Les gens sont donc également surpris quand ils apprennent que je ne possède pas de téléphone portable… Même dans des zones reculées ou dites pauvres, tout le monde en possède un de nos jours, si ce n'est deux ou un pour plusieurs! les enfants aussi ont le leur, pourquoi pas moi? Mon premier téléphone, je l'ai acheté fin 2011 en m'installant au Mexique un peu malgré moi puisque sans portable l'école émettait encore quelques réticences à m'embaucher. Et puis je n'ai jamais ressenti le besoin ni l'utilité d'en posséder un ayant toujours préféré établir un dialogue, rendre visite sans prévenir ou encore demander des informations aux passants plutôt que d'acquérir cet appareil chronophage. Soit disant qu'il connecte les gens… Je pense plutôt que c'est exactement le phénomène inverse qui s'est produit… Dans les villes ou à la campagne, il est même devenu fréquent de croiser des personnes marchant les yeux rivés sur leur écran plutôt que de faire attention où ils marchent! Parfois, je croise aussi des gens qui perdent en un instant le fil d'une conversation parce que leur téléphone se met à sonner ou à vibrer, requérant en un instant toute leur attention…un grand moment de solitude pour l'autre parlant dans le vide… Nous avons beaucoup perdu en chaleur humaine depuis leur apparition je pense. On envoie des messages alors que l'interlocuteur habite la maison d'à côté ou se trouve dans la même pièce, on utilise le GPS pour ne pas se perdre au lieu de demander aux gens son chemin sont autant d'occasions perdues au niveau relationnel. C'est donc sans hésitation que je m'en suis débarrassé avant de reprendre la route. Je ne suis pas anti-technologie: la preuve puisque je tiens tout de même ce journal de voyage sur un support numérique cependant, il convient de l'utiliser avec parcimonie et sagesse. Sur ce chers lecteurs, je vous laisse méditer sur ces deux dernières petites pensées et vous dis à bientôt.
Quelques chiffres :
- À ce jour j'ai parcouru au total 1107 km en Équateur en 14,5 jours et 11,5 étapes, soit une moyenne de 96,2 km par étape.

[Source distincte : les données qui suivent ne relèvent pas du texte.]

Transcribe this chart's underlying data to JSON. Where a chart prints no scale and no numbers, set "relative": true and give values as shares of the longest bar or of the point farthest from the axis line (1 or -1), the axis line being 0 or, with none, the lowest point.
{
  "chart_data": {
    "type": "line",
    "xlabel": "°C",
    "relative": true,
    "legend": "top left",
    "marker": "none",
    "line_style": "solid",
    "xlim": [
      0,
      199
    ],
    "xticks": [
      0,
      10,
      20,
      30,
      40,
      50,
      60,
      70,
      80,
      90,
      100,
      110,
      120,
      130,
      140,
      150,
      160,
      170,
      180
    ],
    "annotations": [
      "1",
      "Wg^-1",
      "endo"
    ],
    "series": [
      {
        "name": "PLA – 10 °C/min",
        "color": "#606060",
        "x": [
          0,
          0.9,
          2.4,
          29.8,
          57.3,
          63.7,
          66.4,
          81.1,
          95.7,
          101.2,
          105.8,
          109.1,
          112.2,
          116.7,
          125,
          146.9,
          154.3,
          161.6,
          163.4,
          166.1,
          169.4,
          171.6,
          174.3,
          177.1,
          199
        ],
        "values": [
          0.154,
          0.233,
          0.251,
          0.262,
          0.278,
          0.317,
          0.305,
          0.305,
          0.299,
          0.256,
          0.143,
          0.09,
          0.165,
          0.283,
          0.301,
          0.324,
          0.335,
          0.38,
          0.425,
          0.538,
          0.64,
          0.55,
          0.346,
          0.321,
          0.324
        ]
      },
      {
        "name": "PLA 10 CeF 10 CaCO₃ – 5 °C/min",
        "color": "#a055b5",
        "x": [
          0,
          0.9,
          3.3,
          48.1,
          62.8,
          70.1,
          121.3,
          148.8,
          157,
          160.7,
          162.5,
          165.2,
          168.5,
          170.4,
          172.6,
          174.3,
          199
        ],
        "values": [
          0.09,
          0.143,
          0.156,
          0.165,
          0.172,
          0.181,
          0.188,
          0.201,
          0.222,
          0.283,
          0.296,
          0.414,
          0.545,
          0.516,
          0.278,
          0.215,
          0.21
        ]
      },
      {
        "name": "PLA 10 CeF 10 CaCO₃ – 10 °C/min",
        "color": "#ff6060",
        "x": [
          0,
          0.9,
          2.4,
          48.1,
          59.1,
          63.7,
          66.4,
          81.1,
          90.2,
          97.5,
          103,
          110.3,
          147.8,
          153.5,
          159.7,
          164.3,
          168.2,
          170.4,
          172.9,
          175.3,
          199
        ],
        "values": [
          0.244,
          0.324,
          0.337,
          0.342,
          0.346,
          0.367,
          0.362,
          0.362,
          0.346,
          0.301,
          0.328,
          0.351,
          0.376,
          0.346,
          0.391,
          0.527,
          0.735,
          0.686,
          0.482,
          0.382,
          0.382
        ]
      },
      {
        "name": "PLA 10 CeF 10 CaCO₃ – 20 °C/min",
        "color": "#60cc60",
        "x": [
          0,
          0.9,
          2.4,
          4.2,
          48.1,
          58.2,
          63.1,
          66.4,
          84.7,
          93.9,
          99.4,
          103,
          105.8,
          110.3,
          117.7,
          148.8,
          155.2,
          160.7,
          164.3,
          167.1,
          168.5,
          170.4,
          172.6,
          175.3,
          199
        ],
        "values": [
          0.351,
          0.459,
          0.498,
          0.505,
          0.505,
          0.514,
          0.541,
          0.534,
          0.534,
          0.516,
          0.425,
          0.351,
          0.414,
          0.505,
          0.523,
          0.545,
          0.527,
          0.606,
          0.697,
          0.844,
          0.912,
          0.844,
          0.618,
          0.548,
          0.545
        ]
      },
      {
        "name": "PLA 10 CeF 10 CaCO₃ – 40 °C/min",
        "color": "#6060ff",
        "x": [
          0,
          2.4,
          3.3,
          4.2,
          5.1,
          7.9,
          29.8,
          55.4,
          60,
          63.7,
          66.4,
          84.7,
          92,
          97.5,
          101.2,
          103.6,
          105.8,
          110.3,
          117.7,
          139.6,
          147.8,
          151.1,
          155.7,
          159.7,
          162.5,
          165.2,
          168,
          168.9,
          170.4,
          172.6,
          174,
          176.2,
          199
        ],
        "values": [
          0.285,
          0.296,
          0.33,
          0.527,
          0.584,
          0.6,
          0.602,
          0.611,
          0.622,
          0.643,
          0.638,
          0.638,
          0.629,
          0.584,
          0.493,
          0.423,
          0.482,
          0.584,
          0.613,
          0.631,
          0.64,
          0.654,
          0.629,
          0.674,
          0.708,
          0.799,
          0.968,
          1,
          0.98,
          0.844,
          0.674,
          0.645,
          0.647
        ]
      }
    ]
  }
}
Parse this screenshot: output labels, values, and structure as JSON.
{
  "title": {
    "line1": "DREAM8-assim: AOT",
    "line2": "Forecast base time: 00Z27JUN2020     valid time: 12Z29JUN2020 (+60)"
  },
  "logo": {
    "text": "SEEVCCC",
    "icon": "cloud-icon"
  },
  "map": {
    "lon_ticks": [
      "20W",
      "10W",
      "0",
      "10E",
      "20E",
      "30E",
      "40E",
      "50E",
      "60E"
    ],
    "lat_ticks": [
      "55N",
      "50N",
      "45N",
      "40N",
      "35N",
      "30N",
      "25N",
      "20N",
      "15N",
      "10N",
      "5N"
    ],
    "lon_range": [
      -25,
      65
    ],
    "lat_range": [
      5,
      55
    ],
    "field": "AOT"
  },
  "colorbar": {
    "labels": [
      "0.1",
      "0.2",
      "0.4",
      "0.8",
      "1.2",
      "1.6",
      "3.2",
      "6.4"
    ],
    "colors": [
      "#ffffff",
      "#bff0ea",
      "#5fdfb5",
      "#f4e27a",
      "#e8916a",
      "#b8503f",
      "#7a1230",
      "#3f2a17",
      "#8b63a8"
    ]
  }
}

- J'ai également parcouru 3398 km au Pérou en 41,5 jours et 36,5 étapes, soit une moyenne de 93,1 km par étape.
- J'ai également parcouru 861 km en Bolivie en 7,5 jours et 7,5 étapes, soit une moyenne de 114,8 km par étape.
- J'ai également parcouru 2073 km au Chili en 31,5 jours et 18,5 étapes, soit une moyenne de 112,1 km par étape.
- Le compteur total s'élève à environ 52.011 km, en 953 jours et 593 étapes, soit une moyenne de 87,7 km par étape.
- 226 cols franchis au total.
- 7805 euros dépensés à ce jour tout compris (transits en voilier ou avion, visas, hébergement, pièces pour le vélo, nourriture…), soit une moyenne d'environ 8,19 euros par jour.